I would really like to get some HD content, but my wife really wants to keep the dual tuner DVR. There is no way I can purchase the 942 as it costs more than the tv.

Is it possible to have the 522 and an 811 connected to the same television? The inputs on the TV are not a problem as there are an HDMI, 2 component, s-video, composite, and coax connection.

I was just wondering on the reciever side of things.


----------



## lifterguy (Dec 22, 2003)

Yes. What your are describing is the exact same set-up I have now. Of course you will need another feed from your dish for the 811. This may require a different switch (depending on your current setup.) My system was installed earlier this year - It's a Dish Pro Plus setup, with 2 lines coming down from the dish.
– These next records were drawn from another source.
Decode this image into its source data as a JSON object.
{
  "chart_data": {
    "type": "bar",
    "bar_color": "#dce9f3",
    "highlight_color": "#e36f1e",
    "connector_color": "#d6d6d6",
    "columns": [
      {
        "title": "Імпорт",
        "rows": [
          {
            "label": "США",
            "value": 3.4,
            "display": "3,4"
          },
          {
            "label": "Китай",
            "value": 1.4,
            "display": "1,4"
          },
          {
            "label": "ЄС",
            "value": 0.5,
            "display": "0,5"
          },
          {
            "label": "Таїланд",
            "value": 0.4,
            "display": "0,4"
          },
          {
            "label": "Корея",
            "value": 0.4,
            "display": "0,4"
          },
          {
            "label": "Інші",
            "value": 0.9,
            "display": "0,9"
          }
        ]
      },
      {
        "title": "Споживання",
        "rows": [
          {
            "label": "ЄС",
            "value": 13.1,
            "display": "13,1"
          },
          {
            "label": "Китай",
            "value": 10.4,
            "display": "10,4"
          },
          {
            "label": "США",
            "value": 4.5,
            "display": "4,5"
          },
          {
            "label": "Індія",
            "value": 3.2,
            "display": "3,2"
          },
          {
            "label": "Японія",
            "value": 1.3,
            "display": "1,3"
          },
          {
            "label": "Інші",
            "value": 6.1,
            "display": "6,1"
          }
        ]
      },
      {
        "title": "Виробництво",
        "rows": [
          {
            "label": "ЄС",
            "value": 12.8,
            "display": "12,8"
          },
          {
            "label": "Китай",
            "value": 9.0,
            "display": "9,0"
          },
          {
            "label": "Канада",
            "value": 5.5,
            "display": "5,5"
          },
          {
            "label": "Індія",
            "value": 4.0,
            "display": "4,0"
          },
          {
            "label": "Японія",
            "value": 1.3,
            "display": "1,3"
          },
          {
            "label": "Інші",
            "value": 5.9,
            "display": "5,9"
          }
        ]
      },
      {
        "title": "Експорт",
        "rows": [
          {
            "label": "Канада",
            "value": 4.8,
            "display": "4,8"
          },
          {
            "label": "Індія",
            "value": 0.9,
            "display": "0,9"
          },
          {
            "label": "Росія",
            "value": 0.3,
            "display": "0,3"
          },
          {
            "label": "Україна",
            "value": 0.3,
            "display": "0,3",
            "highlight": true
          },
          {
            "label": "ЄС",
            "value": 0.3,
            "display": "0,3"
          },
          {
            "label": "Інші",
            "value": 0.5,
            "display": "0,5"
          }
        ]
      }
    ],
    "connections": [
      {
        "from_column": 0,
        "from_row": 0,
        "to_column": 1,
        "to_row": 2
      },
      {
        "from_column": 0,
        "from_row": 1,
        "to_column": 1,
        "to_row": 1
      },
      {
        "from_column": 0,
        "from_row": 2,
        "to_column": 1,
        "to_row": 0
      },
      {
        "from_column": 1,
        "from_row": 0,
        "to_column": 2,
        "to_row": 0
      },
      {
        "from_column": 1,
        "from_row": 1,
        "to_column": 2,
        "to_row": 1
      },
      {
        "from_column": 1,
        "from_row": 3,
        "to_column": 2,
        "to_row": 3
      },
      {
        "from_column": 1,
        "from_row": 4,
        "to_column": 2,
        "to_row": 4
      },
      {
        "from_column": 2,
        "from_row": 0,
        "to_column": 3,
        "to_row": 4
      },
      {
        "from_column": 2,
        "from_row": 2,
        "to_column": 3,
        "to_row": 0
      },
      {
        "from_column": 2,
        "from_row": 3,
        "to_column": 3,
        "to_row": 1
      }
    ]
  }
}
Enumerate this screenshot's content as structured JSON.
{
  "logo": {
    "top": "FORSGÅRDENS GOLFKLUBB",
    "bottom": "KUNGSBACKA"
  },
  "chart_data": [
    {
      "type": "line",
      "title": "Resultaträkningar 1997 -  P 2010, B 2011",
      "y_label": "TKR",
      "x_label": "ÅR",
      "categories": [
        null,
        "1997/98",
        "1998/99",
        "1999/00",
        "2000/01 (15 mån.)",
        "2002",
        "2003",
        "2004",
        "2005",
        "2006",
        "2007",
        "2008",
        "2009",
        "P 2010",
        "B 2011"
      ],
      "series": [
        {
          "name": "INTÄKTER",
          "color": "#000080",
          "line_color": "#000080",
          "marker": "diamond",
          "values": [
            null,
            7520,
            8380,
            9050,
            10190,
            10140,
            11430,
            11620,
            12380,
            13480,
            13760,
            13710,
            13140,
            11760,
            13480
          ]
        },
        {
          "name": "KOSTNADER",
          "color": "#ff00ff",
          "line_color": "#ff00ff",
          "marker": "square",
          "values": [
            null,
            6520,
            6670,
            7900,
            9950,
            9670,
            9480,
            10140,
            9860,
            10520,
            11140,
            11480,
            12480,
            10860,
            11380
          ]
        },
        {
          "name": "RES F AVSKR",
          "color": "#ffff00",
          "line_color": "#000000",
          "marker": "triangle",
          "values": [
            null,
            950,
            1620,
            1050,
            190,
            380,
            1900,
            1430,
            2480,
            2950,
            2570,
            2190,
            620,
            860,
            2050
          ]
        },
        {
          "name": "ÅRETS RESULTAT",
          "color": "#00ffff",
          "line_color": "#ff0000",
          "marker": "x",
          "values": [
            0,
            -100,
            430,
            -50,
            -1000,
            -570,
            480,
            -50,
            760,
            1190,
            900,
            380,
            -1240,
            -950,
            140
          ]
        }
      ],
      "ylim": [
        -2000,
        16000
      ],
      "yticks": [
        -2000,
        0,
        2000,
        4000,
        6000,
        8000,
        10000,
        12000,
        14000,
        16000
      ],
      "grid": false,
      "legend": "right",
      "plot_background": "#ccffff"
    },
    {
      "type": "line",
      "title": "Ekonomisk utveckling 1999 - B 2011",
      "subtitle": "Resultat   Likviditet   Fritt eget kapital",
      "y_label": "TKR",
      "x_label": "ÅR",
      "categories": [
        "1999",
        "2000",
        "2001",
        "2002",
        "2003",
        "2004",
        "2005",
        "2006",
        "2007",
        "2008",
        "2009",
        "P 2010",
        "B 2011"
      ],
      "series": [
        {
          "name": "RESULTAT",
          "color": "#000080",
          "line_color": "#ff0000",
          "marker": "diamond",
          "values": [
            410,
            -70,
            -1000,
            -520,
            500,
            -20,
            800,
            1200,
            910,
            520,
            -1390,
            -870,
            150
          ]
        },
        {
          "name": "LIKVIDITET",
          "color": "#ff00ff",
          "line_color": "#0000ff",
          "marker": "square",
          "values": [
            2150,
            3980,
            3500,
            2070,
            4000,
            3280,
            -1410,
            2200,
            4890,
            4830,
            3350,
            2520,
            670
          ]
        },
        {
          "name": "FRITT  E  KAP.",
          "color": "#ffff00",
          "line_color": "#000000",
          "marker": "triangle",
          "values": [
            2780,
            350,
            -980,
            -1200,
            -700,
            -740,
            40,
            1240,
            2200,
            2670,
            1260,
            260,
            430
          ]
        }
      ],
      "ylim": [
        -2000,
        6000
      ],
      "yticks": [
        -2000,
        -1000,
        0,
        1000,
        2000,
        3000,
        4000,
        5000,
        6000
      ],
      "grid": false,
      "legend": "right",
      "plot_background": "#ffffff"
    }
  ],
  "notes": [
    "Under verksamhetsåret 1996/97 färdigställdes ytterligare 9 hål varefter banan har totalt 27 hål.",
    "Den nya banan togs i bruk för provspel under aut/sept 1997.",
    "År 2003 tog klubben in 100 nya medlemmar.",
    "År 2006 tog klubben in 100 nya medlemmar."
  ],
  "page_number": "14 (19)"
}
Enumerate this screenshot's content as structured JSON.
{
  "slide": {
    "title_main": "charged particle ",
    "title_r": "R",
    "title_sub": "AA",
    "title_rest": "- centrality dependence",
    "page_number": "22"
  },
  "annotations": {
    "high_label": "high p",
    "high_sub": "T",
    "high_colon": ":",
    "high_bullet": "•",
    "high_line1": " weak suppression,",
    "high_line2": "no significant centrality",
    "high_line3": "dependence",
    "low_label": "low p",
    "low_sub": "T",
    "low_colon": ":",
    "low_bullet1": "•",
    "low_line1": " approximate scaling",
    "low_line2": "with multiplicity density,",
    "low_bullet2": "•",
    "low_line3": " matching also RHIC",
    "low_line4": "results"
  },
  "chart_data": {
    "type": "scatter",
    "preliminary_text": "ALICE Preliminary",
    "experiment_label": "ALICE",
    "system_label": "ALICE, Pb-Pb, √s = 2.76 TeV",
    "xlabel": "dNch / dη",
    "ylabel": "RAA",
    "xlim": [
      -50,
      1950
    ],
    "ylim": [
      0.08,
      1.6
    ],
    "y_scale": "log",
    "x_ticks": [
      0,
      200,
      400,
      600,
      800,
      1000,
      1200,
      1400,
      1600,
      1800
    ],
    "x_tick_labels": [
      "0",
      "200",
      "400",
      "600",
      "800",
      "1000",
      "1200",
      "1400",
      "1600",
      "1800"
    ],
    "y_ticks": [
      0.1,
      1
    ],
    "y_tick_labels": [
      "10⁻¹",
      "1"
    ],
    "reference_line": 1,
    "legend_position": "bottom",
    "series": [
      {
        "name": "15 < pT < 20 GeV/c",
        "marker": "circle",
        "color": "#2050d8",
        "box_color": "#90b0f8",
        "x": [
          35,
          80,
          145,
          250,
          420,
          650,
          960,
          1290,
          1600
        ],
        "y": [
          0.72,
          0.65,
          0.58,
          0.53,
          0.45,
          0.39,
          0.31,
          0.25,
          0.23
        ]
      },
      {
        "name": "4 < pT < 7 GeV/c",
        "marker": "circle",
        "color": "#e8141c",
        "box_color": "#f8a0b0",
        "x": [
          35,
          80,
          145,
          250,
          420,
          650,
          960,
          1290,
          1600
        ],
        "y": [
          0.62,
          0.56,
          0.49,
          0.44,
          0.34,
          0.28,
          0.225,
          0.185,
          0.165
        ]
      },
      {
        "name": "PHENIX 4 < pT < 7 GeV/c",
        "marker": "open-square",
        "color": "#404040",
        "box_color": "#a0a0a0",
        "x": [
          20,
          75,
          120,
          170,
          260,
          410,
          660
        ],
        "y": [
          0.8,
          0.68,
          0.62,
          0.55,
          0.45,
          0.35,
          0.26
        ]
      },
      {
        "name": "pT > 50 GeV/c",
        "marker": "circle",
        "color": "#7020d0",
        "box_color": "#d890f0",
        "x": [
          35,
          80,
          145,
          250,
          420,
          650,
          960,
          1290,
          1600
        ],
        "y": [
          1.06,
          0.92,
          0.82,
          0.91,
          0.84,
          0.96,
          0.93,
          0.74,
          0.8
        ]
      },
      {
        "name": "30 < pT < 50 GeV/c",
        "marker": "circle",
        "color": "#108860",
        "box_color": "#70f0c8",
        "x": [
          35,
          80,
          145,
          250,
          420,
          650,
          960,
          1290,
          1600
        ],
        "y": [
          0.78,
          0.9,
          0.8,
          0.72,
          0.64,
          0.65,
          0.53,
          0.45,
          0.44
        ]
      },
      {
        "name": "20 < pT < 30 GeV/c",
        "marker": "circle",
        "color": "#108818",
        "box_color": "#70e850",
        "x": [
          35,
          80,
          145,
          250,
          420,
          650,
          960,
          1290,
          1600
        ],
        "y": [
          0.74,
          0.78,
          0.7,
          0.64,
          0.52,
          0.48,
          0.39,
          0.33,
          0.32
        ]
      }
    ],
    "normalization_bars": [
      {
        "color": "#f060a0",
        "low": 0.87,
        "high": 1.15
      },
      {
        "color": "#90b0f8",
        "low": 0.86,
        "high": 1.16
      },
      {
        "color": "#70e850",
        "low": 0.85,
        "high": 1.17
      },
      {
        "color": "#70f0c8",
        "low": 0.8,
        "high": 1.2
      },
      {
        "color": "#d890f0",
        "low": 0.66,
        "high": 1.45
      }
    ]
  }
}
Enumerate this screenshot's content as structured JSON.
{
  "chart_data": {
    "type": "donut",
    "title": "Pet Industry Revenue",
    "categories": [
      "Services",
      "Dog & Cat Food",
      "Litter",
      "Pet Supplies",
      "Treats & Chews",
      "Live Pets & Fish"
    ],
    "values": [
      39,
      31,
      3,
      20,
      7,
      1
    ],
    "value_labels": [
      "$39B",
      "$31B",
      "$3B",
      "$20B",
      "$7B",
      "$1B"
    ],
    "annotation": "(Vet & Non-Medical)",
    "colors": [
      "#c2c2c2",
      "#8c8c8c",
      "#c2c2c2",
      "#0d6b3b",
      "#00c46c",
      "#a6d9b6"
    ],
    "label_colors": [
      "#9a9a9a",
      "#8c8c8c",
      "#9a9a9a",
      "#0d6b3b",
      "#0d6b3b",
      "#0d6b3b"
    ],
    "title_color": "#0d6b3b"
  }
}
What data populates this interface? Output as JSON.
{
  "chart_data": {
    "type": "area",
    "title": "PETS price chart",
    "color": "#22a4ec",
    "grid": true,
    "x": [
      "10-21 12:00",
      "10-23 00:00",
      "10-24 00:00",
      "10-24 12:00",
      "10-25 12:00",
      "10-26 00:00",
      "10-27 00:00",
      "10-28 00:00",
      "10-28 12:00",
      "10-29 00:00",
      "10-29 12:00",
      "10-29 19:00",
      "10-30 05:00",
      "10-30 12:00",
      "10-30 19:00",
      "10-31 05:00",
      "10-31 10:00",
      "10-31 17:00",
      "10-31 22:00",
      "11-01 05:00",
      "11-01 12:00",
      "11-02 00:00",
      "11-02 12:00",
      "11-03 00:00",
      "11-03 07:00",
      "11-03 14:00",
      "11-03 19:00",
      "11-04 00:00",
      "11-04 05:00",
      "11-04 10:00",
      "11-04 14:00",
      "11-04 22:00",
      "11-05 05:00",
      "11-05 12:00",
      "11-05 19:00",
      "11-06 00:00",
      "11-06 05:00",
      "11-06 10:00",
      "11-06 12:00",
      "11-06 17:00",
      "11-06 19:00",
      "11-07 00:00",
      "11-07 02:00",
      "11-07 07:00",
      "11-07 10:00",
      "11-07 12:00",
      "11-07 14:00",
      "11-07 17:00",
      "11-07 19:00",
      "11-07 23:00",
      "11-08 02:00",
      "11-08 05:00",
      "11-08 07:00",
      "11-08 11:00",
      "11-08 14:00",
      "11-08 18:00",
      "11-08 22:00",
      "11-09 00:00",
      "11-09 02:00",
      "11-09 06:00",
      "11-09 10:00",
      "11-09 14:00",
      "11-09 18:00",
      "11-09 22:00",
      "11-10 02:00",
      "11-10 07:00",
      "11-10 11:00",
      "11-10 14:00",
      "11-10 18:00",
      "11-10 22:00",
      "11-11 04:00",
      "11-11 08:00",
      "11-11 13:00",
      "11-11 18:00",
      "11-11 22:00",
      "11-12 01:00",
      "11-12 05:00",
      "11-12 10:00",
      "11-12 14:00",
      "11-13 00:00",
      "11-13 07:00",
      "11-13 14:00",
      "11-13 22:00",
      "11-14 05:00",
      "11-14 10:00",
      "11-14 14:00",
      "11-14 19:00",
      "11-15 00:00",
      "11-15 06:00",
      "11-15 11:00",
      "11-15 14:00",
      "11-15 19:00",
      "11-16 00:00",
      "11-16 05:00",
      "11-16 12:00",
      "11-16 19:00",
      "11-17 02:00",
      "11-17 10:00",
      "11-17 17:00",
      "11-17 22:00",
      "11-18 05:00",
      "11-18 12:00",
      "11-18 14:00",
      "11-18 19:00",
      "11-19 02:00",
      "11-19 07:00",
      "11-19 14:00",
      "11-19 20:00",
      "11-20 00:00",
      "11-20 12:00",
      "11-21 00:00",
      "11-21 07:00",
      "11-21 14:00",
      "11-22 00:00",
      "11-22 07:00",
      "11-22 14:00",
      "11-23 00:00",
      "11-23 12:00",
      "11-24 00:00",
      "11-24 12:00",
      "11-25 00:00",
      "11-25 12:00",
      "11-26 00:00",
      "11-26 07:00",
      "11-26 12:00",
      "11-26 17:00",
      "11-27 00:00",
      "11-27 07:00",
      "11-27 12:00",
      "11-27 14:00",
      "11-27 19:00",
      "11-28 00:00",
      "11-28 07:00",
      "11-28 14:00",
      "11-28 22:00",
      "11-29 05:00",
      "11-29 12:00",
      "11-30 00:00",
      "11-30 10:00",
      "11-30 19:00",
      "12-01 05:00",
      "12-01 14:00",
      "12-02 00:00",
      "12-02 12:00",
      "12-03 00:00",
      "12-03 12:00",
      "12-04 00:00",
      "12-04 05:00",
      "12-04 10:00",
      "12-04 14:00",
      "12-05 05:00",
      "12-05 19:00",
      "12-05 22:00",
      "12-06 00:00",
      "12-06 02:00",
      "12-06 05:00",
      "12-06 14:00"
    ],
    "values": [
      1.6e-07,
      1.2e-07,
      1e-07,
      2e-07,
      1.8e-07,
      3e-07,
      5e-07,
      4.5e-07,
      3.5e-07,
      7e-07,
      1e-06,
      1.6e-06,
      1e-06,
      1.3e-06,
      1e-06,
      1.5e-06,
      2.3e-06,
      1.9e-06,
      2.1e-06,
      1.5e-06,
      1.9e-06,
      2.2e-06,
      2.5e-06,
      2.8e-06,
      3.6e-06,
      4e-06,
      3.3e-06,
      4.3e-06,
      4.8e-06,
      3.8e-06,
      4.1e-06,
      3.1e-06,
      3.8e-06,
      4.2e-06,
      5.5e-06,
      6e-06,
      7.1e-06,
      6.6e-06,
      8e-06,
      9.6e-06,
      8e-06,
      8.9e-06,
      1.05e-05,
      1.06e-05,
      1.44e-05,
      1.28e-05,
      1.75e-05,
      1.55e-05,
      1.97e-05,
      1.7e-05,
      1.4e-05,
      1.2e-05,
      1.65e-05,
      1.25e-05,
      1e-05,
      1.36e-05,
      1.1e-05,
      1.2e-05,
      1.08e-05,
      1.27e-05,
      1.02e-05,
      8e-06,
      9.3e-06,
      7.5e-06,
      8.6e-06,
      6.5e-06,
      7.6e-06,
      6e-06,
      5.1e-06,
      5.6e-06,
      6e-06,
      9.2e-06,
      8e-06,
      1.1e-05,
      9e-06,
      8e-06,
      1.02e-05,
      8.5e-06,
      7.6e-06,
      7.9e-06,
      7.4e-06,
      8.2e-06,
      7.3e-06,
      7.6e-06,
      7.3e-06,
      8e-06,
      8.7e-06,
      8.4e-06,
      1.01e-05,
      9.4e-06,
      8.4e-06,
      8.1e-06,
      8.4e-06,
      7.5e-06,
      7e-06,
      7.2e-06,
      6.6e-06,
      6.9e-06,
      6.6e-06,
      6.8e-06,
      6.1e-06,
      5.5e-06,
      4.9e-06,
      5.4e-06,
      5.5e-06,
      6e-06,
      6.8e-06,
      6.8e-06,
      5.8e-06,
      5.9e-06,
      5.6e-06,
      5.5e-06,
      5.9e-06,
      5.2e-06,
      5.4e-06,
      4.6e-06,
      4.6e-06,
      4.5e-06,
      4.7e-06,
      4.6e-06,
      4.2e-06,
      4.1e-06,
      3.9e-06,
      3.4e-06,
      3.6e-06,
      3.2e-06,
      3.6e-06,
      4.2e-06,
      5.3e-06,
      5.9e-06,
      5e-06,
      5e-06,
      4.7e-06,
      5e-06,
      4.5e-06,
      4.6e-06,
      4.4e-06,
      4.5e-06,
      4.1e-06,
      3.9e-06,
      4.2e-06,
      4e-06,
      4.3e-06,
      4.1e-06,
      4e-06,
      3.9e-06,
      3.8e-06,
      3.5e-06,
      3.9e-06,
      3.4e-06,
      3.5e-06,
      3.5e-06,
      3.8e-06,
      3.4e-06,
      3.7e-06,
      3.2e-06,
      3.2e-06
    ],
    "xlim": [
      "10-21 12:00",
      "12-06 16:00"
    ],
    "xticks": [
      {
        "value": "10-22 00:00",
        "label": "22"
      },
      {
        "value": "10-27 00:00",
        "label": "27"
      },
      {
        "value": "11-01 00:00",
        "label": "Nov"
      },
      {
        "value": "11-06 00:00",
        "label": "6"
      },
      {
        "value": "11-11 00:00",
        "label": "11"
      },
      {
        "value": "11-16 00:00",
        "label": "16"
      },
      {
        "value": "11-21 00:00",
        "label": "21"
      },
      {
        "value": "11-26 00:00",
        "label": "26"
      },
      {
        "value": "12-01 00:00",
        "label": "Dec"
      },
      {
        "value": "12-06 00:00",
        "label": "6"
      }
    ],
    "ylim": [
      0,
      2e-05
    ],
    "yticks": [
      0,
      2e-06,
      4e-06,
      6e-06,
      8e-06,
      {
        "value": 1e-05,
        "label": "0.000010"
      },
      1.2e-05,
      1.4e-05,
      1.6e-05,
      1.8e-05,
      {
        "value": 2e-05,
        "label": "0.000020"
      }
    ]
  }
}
Inside the house, a diplexer splits one line into 2 feeds for the 522, and the other line goes into the 811. The remote for the 811 is an RF remote, and will need to be set to a different remote code than the remote code on the 2nd tv remote for the 522 (if you use that remote.)
One word of warning - since you are already used to the DVR features of the 522, you will greatly miss them everytime you switch over to the 811 (I know I do.) You will also face the frustation of wanting to watch as much as possible in HD, but finding that you miss some HD programs you want to see because you aren't there to watch them "live", and there is no way to time shift them without recording the show in an inferior SD format.


----------



## chuckflarhu (Oct 27, 2005)

Yeah, I thought that was how it would be. Plus, would dish be willing to come out and install it that way? I don't think I have the ability to put in a switch and run lines. 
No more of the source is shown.